I need help translating this Mysql code to PDO code.

eg:
[php]
$SQL = “SELECT column1,column2,column3 FROM debtor_information WHERE id=‘78454’”; //only 1 record will match

$result  = mysql_query($SQL) or die(mysql_error());

$row = mysql_fetch_assoc($result) or die(mysql_error());

echo $row['column1'];
echo $row['column2'];
echo $row['column3'];

[/php]

This is what I got so far, what’s Next?

[php]
$SQL = “SELECT column1,column2,column3 FROM debtor_information WHERE id=?”; //only 1 record will match

$result = $conn->prepare($SQL);
$result->bindParam(1, 78454],PDO::PARAM_INT);
$result->execute();

[/php]

JimL · February 20, 2014, 8:46am

[php]$result->bindParam(1, 78454],PDO::PARAM_INT); // <---- invalid syntax. ][/php]
then
[php]$result->setFetchMode(PDO::FETCH_OBJ);
$info = $result->fetch();
print_r($info);
[/php]

wilson382 · February 20, 2014, 5:09pm

Sorry i could not spot any wrong syntax, please point me out.
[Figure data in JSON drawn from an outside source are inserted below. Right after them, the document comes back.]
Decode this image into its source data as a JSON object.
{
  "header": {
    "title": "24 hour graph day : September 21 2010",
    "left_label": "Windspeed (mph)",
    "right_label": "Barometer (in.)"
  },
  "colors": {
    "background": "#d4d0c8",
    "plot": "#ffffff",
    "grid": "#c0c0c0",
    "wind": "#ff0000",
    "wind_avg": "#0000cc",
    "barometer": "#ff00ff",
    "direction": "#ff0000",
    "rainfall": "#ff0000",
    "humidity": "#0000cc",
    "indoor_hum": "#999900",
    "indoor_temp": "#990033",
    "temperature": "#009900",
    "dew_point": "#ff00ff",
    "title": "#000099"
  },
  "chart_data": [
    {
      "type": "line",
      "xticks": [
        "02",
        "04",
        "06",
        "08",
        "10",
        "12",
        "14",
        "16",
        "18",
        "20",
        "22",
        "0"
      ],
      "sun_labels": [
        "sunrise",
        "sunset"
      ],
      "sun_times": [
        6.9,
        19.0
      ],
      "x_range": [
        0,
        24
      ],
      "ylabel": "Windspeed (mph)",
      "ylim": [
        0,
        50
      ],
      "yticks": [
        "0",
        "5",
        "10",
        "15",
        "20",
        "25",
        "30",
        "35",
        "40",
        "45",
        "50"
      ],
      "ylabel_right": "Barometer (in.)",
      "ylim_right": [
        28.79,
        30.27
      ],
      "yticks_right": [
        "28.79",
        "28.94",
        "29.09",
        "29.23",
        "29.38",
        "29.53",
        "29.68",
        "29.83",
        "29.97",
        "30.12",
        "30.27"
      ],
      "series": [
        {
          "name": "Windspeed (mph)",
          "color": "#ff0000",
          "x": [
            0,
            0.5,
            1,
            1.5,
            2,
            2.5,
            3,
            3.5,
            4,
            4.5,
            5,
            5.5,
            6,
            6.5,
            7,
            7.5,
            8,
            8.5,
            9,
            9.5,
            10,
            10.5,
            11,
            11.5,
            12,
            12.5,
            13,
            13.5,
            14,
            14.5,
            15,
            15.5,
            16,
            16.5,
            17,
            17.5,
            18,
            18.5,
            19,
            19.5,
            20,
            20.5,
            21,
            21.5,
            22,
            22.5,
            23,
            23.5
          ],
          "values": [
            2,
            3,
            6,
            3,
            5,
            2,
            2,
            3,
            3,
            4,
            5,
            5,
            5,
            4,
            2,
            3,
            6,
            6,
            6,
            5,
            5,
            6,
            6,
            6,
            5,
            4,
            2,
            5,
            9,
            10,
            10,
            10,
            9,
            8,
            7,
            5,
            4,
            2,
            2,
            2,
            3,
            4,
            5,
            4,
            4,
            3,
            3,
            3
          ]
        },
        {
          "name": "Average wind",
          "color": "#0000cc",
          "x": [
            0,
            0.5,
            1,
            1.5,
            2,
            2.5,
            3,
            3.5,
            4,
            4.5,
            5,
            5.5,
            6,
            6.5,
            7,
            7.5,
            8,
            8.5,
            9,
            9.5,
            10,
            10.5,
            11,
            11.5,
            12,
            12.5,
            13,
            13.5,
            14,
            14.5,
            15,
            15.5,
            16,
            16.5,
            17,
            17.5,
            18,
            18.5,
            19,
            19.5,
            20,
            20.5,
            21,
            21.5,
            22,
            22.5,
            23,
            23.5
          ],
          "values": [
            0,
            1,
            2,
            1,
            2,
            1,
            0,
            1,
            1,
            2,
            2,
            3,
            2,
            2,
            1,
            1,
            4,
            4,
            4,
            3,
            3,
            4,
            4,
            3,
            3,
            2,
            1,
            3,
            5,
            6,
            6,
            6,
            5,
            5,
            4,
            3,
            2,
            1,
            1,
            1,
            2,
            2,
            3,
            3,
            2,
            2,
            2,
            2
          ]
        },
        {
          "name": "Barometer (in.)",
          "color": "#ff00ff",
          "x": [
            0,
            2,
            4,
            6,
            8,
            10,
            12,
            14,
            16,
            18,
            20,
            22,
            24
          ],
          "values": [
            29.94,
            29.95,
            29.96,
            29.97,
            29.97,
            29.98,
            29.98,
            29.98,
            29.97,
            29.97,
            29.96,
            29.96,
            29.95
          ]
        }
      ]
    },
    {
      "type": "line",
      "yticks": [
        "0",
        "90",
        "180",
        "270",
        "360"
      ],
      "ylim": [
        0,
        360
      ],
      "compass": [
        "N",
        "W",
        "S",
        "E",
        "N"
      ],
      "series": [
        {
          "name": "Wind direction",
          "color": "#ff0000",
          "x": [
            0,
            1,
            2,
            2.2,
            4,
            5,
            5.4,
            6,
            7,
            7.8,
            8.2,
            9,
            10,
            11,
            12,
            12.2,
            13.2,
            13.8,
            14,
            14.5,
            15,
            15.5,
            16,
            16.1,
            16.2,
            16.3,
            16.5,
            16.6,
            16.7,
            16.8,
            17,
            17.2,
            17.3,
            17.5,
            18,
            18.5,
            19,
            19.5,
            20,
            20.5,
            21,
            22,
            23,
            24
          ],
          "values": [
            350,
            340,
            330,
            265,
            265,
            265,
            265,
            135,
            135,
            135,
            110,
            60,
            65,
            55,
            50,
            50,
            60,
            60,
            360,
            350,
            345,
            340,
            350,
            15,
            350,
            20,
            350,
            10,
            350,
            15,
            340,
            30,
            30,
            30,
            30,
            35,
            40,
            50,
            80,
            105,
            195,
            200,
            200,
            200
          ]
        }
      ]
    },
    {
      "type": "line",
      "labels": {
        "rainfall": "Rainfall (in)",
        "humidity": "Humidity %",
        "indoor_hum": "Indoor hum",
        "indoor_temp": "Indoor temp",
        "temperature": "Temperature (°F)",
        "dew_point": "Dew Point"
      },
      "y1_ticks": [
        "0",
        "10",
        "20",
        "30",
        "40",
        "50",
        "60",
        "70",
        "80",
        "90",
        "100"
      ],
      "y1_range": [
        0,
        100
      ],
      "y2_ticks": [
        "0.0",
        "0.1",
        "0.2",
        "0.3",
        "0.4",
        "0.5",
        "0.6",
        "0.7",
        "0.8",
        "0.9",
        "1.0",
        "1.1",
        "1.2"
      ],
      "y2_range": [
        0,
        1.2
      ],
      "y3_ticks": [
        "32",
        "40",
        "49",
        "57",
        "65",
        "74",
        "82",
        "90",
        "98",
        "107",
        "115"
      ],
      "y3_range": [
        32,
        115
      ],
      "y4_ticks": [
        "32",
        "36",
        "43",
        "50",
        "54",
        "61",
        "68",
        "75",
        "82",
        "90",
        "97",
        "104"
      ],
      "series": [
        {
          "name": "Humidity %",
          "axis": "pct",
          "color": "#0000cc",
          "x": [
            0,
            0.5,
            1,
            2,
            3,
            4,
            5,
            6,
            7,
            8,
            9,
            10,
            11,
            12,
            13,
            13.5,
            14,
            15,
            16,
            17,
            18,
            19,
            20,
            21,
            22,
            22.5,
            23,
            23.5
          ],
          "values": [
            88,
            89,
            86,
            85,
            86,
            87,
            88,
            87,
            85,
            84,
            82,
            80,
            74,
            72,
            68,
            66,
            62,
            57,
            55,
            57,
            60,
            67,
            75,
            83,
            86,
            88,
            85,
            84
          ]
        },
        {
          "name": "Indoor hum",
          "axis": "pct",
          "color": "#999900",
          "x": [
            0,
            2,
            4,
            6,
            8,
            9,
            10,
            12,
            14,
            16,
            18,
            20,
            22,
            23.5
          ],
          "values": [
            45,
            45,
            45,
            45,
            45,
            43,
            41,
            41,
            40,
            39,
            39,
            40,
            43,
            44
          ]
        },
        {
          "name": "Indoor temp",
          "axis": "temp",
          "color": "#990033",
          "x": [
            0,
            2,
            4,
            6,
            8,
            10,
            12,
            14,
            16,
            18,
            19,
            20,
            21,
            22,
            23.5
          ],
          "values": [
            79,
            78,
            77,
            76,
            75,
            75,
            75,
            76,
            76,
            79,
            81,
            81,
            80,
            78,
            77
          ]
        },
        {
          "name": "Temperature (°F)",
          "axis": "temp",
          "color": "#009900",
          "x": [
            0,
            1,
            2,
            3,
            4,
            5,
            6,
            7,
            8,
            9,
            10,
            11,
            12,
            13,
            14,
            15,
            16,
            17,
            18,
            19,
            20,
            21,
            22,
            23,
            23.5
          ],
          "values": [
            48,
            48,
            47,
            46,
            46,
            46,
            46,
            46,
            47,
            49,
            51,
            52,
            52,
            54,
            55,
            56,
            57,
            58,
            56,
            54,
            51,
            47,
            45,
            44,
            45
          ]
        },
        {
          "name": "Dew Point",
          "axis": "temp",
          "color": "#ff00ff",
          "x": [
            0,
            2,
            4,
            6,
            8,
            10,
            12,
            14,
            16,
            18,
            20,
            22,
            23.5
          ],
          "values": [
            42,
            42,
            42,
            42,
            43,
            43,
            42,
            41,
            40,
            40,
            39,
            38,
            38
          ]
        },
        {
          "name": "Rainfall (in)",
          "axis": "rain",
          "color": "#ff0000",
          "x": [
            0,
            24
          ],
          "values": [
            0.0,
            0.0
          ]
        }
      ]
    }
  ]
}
I also read this http://www.php.net/manual/en/pdostatement.bindparam.php

wilson382 · February 20, 2014, 6:31pm

ok i made changes to my login script now I using bcrypt and PDO

First time that I start using PDO so I had to read the php.net manual couple times

[php] //login Form has been submitted

	$hashed_password = password_hash($_POST['password'], PASSWORD_BCRYPT, array('cost' => 14)); //from form submission
	
	$SQL = "SELECT `creditor_id`,`debtor_id`,`username`,`password`,`account_status`,`rank` FROM `debtor_register_users` 
	WHERE (`username`=? OR `email`=?)";
	$result = $conn->prepare($SQL);
	$result->bindParam(1, $_POST['username'],PDO::PARAM_STR);  //`username` PlaceHolder
	$result->bindParam(2, $_POST['username'],PDO::PARAM_STR); // `email` PlaceHolder
	$result->execute();
	$result -> setFetchMode(PDO::FETCH_ASSOC);

	$row = $result->fetch();
	
	if (password_verify($_POST['password'], $row['password'])) 
	{			
		if ($row['account_status'] == 1)
		{
	
			$_SESSION['LoggedUser'] = $row['username'];
			$_SESSION['expire_time'] = time()+10*60;
		
			date_default_timezone_set('US/Eastern');
			$last_login=  date('m/d/Y');
			
			$result = $conn->prepare("UPDATE `debtor_register_users` SET `last_login`='$last_login' WHERE `username`=?");
			$result->bindParam(1, $row['username'],PDO::PARAM_STR);
			$result->execute();
			
			if (isset($_SESSION['previous_page']))
			{
				$redirect = $_SESSION['previous_page'];
				unset($_SESSION['previous_page']);
				header("location: $redirect");
			}else
			{
				header("location: index.php");
			}
		}else
		{
			$msg = "<font face=\"Arial\" size=\"2\" color=\"red\">Account is not activated. Check your Email.</font>";
		}
	}else
	{
		$msg = "<font face=\"Arial\" size=\"2\" color=\"red\">Wrong Information Provided.</font>";
	}[/php]

i still need to store errors on an array.